Les cas d’exonération totale : quand l’État ne touche pas un centime
Depuis la loi TEPA de 2007, le conjoint survivant est totalement exonéré de droits de succession, quelle que soit la valeur du patrimoine transmis. Le partenaire pacsé bénéficie de la même exonération totale. Ces deux cas représentent une part considérable des transmissions en France, et c’est souvent ce que les familles ignorent au moment du décès. Les frères et sœurs peuvent également être exonérés, mais sous des conditions strictes : avoir vécu en permanence avec le défunt pendant les cinq années précédant le décès, être célibataire, veuf, divorcé ou séparé de corps, et avoir plus de 50 ans ou être atteint d’une infirmité.
L’assurance-vie constitue un autre mécanisme d’exonération partielle, hors du cadre successoral classique. Les sommes versées aux bénéficiaires désignés sont transmises en dehors de la succession, avec un abattement propre de 152 500 € par bénéficiaire sur les primes versées avant 70 ans. Au-delà, le taux est de 20 % jusqu’à 700 000 €, puis 31,25 %. C’est l’un des outils de transmission les plus efficaces du droit français, et l’un des moins utilisés par les familles qui n’ont pas d’accompagnement patrimonial.
Peut-on légalement réduire la part prise par l’État ?
La réponse est oui, à condition d’agir tôt. Le levier le plus accessible est la donation de son vivant : chaque parent peut donner jusqu’à 100 000 € par enfant tous les 15 ans en franchise totale de droits. Un couple avec deux enfants peut donc transmettre jusqu’à 400 000 € sans payer un centime d’impôt, à condition d’étaler les dons dans le temps. Ce mécanisme est souvent présenté comme réservé aux patrimoines importants. C’est faux. Il s’adresse à tous ceux qui anticipent.

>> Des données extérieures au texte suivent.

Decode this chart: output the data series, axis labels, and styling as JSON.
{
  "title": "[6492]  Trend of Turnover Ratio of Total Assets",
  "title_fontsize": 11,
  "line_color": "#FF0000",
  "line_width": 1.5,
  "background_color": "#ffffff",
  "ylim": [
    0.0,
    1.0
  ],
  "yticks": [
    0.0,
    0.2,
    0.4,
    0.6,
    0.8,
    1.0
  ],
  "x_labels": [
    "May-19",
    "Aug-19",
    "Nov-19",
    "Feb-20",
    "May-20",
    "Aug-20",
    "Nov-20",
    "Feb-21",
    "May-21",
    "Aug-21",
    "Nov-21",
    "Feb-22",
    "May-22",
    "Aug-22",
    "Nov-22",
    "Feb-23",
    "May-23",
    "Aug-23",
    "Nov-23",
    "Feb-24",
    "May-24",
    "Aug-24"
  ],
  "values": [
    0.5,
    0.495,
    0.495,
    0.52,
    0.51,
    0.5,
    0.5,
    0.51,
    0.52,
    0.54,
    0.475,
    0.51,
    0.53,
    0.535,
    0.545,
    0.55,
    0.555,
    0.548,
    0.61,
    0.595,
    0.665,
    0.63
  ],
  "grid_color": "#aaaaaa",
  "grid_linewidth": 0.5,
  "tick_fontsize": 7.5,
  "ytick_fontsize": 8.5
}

Le démembrement de propriété est une autre stratégie efficace : les parents donnent la nue-propriété d’un bien à leurs enfants tout en en conservant l’usufruit. À leur décès, les enfants récupèrent la pleine propriété sans droits supplémentaires à payer sur la valeur de l’usufruit. Enfin, l’assurance-vie, lorsqu’elle est souscrite avant 70 ans, reste l’enveloppe de transmission la plus souple et la plus fiscalement avantageuse du marché.
Attendre le décès pour réfléchir à la transmission, c’est confier à l’État une décision qu’on aurait pu prendre soi-même. L’État prend sa part des héritages qu’on n’a pas préparés, et laisse passer ceux qu’on a su organiser.